A story of redemption, freedom, and unshakable hope will journey from the Canossian world and deep Africa to the technological heart of Asia. The Local Organizing Committee of Seoul has announced the five patron saints of the next World Youth Day (WYD), scheduled for 3 to 8 August 2027. Among the great names chosen to accompany young people from all over the world, the figure of St. Josephine Bakhita stands out strongly: the Sudanese slave who became a Canossian sister and a universal symbol of a faith capable of overcoming every suffering.
The choice of Bakhita, together with giants such as John Paul II, the Korean martyr Andrew Kim Taegon, the missionary Frances Xavier Cabrini, and the “saint of social media” Carlo Acutis, is not accidental. It comes from a long national survey launched at the end of 2024 among Korean young people and educators, and responds to the very theme of WYD 2027, taken from the Gospel of John: “Take courage, I have overcome the world”.
Why the young chose Bakhita
In a world often marked by new forms of oppression, anxiety about the future, and inner wounds, the life of Josephine Bakhita (1869–1947) speaks the language of closeness. Abducted as a child, sold several times as a slave, and subjected to unspeakable cruelty, she later found freedom and became a religious sister, transforming pain into a radiant witness of freedom and forgiveness. The Committee officially presented her as a “witness of hope, freedom, and faith transformed through suffering”.

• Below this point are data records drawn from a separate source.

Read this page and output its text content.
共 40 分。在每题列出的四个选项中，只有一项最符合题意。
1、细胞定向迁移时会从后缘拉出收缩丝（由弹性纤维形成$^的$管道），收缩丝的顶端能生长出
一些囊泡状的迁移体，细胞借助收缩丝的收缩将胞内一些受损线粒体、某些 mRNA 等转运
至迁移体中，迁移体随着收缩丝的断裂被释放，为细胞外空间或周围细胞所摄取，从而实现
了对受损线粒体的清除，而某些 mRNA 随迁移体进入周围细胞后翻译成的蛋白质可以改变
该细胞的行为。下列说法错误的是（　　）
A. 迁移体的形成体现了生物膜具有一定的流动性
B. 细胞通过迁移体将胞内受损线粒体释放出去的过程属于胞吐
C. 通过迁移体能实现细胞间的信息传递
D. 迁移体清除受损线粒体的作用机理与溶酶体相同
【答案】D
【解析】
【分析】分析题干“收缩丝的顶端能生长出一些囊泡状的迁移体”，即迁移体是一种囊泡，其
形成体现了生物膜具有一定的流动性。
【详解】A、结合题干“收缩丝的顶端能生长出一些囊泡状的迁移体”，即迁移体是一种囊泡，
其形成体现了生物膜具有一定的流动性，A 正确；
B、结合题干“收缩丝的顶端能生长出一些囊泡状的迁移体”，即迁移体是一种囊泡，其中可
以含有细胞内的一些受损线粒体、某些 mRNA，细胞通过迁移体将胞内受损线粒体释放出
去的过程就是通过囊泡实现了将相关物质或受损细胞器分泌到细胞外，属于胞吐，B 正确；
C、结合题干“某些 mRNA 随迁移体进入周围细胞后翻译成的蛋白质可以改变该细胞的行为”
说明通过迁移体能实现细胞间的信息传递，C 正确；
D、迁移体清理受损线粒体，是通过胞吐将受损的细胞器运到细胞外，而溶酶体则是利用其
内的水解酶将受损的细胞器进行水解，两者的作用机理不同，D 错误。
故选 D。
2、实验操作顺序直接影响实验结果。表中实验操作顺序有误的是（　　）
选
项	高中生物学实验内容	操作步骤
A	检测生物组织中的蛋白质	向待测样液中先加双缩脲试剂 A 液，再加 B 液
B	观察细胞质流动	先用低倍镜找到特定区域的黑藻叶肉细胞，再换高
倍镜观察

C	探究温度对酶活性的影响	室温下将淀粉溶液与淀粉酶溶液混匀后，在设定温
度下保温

For two months, a group of Korean youth volunteers studied her spirituality in depth, creating a dedicated prayer and a graphic symbol that would capture the message this extraordinary African woman offers to young people today.
A bond beyond borders
As Archbishop Peter Soon-taick Chung of Seoul pointed out, these patrons “embrace continents and generations, offering a concrete path for living the faith in the realities young people face today”. The presence of an African saint at an Asian WYD shows how universal the experience of suffering and rebirth truly is. Cardinal Kevin Farrell, prefect of the Dicastery for the Laity, the Family and Life, also expressed the hope that Bakhita’s story may inspire young people, “especially in contexts marked by hardship and persecution, to see that holiness is not a distant ideal”.